杉堂は一瞬きょとん、とした顔を見せたが、当のSVが首を横に振ると、何か思い出した様で、小刻みに頷いた。
「失礼。あれです。おおよそ2週間でここに戻って来る予定です。ちなみに、中に車両は持ち込めません。あの通り」杉堂が振り返って箱の入り口を指差す。
皆、釣られるように、箱を見た。照り付ける真夏の太陽のせいで眩しい。良くは見えないが、先行する部隊はどうやら一人ずつ入っているようだ。

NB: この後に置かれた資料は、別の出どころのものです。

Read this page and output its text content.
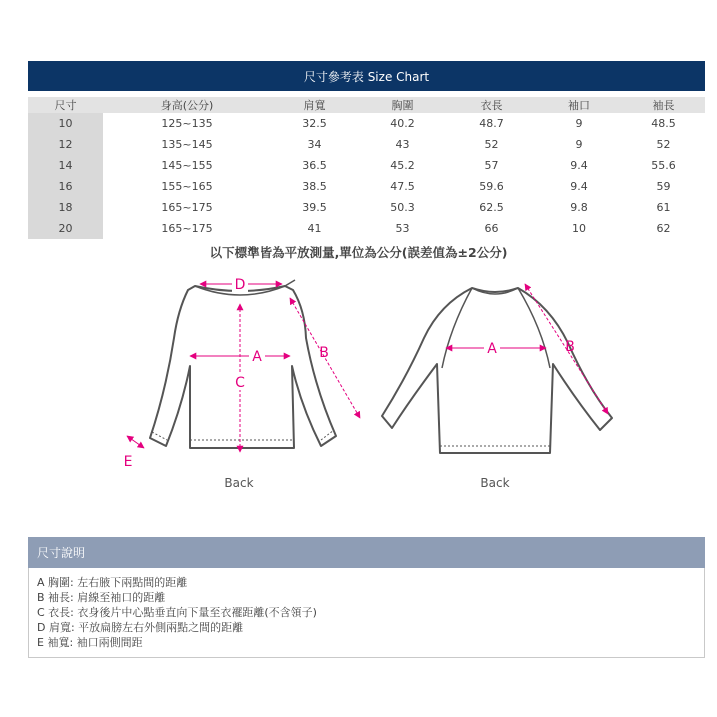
尺寸參考表 Size Chart
尺寸	身高(公分)	肩寬	胸圍	衣長	袖口	袖長
10	125~135	32.5	40.2	48.7	9	48.5
12	135~145	34	43	52	9	52
14	145~155	36.5	45.2	57	9.4	55.6
16	155~165	38.5	47.5	59.6	9.4	59
18	165~175	39.5	50.3	62.5	9.8	61
20	165~175	41	53	66	10	62
以下標準皆為平放測量,單位為公分(誤差值為±2公分)
D
A
C
B
E
Back
A	B
Back
尺寸說明
A 胸圍: 左右腋下兩點間的距離
B 袖長: 肩線至袖口的距離
C 衣長: 衣身後片中心點垂直向下量至衣襬距離(不含領子)
D 肩寬: 平放扁膀左右外側兩點之間的距離
E 袖寬: 袖口兩側間距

「入り口は狭いです。組み立て式の車両を準備する、という話もあったのですが、事前調査によると、それもあまり役に立たないようです。ただ、3週間分の食料と替えの衣料品、また、使い捨ての洗体シート、水、などの備品、消耗品類は用意していますので、その点は心配しないでください。別にBOXがいくつかありますが、これについては箱の中に入ってから説明します」
「杉堂さん」
先ほどのSVとは別の、太めで気の強そうな男が、見た目を裏切る柔らかい声質で杉堂の名を呼んだ。
「なに?
「そろそろ。12部隊が半分入っちゃいましたよ」
「あっ、もう?じゃあ行きますか。
杉堂がのんびり言うと、柊と呼ばれた明らかにきつめの目尻をした女性のSVと、カベと呼ばれた中年のSVが少し不満げに肩を竦め、特に言葉もなく、箱に向かって歩き始めた。
UL達は一瞬顔を見合わせて、七川と言うのだろう、杉堂の話を遮ったSVを見た。七川が、すでにその場を離れつつある2名のSVと、杉堂と倉橋の間に立ち、ULに頷くと、意志が通じたのか、UL達はそれぞれの抱えるコマンドリーダーに前進の指示を出した。